In NLP, people tend to use cosine similarity to measure document/text distances. I want to hear what do people think of the following two scenarios, which to pick, cosine similarity or Euclidean?

Overview of the task setting. The task is to compute context similarities of multi-word expressions. For example, suppose we were given a MWE of `put up`, context refers to the words on the left side of `put up` and as well as the words on the right-side of it in one text.

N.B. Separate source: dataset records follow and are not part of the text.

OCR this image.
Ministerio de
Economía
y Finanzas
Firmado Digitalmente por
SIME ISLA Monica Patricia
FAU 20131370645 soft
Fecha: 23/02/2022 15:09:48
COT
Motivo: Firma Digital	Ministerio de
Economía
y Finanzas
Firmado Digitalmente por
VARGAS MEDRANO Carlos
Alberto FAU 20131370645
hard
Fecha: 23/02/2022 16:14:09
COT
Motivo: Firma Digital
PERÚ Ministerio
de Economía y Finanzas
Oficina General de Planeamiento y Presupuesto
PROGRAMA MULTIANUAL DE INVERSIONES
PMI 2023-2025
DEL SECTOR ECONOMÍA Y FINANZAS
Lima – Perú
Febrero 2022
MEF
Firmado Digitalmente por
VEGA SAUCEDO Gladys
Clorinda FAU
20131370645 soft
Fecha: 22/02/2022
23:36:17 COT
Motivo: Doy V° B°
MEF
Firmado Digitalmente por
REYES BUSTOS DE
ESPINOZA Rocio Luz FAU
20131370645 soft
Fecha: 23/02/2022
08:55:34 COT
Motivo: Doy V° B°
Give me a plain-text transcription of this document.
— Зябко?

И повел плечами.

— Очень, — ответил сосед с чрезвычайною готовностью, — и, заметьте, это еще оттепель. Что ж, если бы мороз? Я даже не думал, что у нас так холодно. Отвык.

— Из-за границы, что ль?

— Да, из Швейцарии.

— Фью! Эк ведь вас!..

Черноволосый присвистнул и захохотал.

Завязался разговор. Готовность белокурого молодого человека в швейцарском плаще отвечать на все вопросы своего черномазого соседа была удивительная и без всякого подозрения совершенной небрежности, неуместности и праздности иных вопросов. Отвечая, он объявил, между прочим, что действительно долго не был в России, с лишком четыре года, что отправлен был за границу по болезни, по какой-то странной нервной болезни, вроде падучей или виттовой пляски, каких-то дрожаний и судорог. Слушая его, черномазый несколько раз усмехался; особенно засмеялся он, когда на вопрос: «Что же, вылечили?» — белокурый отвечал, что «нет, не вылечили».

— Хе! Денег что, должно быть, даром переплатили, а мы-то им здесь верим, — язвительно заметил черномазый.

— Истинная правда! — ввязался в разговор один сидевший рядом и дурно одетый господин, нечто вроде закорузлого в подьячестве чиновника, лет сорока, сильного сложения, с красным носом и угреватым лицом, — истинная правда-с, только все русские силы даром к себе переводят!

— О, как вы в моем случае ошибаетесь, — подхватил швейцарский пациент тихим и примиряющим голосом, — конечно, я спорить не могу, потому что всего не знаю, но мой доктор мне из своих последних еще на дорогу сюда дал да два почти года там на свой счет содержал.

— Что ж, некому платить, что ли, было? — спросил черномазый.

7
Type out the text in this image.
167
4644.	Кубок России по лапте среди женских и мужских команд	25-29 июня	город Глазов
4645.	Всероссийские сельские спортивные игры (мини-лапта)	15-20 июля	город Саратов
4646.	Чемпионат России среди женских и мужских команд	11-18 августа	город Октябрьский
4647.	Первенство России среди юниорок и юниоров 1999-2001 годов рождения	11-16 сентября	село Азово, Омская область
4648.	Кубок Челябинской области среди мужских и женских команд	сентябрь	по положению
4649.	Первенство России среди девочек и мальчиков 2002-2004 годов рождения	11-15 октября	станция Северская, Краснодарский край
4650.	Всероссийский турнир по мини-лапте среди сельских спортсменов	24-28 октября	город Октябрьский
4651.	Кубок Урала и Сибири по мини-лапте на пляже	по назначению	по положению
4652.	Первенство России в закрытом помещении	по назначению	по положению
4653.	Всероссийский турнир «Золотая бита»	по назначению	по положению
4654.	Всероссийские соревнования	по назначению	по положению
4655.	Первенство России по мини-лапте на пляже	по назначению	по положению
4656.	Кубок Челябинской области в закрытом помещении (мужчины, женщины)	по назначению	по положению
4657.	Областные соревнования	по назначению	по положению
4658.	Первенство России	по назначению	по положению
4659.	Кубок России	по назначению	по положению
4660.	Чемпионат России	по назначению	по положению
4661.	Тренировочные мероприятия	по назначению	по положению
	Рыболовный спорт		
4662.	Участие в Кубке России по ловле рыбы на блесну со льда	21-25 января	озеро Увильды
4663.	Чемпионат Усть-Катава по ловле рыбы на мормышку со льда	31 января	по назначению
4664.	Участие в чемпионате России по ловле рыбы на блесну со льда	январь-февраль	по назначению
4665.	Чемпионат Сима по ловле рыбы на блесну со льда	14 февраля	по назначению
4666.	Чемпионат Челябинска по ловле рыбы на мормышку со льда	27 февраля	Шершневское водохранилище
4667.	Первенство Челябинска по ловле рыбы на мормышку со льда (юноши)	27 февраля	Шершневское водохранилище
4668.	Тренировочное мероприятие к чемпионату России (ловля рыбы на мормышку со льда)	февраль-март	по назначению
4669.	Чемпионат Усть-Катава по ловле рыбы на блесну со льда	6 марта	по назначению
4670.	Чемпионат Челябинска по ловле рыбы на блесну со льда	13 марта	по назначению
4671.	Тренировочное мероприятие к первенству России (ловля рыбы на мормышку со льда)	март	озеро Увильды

Mathematically speaking, similarity in this task is about calculating
```
sim(context_of_using_"put_up", context_of_using_"in_short")
```
Note that context is the feature that built on top of word embeddings, let's assume each word has an embedding dimension of `200`:

Two scenarios of representing `context_of_an_expression`.

1. concatenate the left and right context words, producing an embedding vector of dimension `200*4=800` if picking two words each side. In other words, a feature vector of [lc1, lc2, rc1, rc2] is build for context, where `lc=left_context` and `rc=right_context`.

2. get the mean of the sum of left and right context words, producing a vector of `200` dimensions. In other words, a feature vector of [mean(lc1+lc2+rc1+rc2)] is built for context.

[Edited] For both scenarios, I think Euclidean distance is a better fit. Cosine similarity is known for handling scale/length effects because of normalization. But I don't think there's much to be normalized.